Record US budget deficit
Washington - The US government closed its 2009 fiscal year with a record $1.417 trillion budget deficit as it poured resources to contain a serious financial crisis that plunged the nation into recession.
The deficit was some $962bn higher than the prior year and amounted to 10% of US gross domestic product (GDP), the highest since 1945, officials said on Friday.
The huge jump in the budget shortfall stemmed from both declining revenues and a massive ramping up of spending in a fiscal stimulus to jolt the world's largest economy from a prolonged recession following the worst financial crisis in decades.
Receipts for the fiscal year that ended in September totalled $2.105 trillion while outlays were $3.522 trillion, the Treasury said.
Officials, however, pointed out that the deficit was $162bn lower than the $1.580 trillion forecast by the administration of President Barack Obama, who inherited the flood of red ink from his predecessor George W Bush.
"The financial year 2009 deficit was largely the product of the spending and tax policies inherited from the previous administration, exacerbated by a severe recession and financial crisis that were underway as the current administration took office," Treasury Secretary Timothy Geithner and White House budget chief Peter Orszag said in a joint statement.
The deficit was lower than projected "in part because we are managing to repair the financial system at a lower cost to taxpayers", Geithner said.
"But future deficits are too high, and the president is committed to working with Congress to bring them down to a sustainable level as the economy recovers," he said.
Orszag said "it was critical that we acted to bring the economy back from the brink earlier this year", referring to the financial crisis that resulted from a housing market meltdown.
The crisis plunged the country into recession in December 2007 and led to the collapse of financial and investment houses and a massive government bailout of some of the institutions.
"As we move from rescue to recovery, the president recognises that we need to put the nation back on a fiscally sustainable path," Orszag said.
As part of the fiscal year 2011 budget policy process, he said the Obama administration was considering proposals to put the country "back on firm fiscal footing".
Obama's Republican critics have stepped up their calls for the president to abandon his key reform plans to remake US health care and combat climate change that some estimate could cost several trillions of dollars.
"Congress simply can't continue acting like a teenager on a spending spree with his parent's credit card with no regard to who pays the bill," said US Senate Republican leader Mitch McConnell.
"We need to listen to the American people: No more spending money we don't have," he said.
Judd Gregg, the Republican leader of the Senate budget committee, predicted the Obama administration would be saddled with "deficits approaching one trillion dollars for each and every one of the next 10 years".
"These annual deficits translate into a build-up in debt that will crush our economy."

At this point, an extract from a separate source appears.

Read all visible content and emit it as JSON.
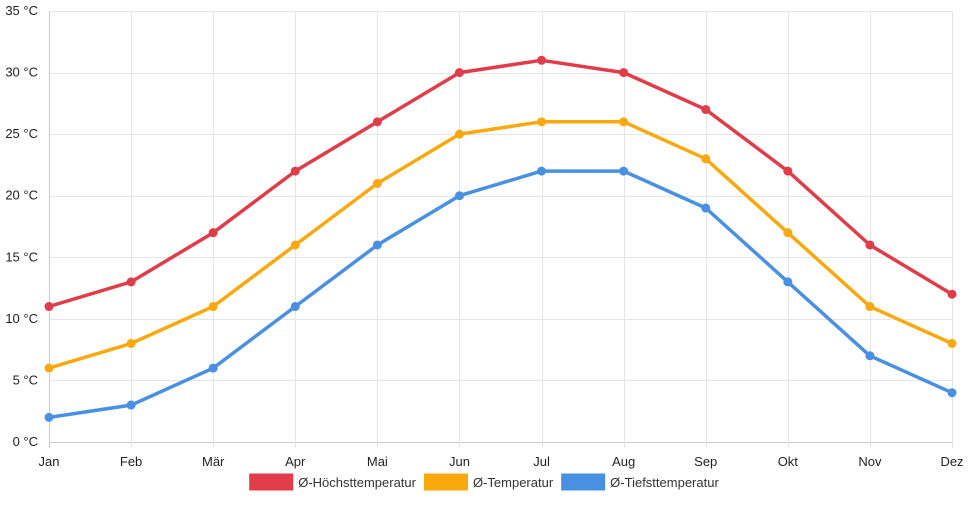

But House of Representatives budget committee chair John Spratt said "It would be harmful to try to balance the budget at a time when the economy has not fully recovered and so many Americans are still struggling".
"So as the economy recovers, we will need to turn our focus back to deficit reduction."
Meanwhile, Senator Kent Conrad, the Democratic chair of the Senate Budget Committee, said the deficit announcement "again highlights the fiscal mess handed to the Obama administration" by the administration of former president George W Bush.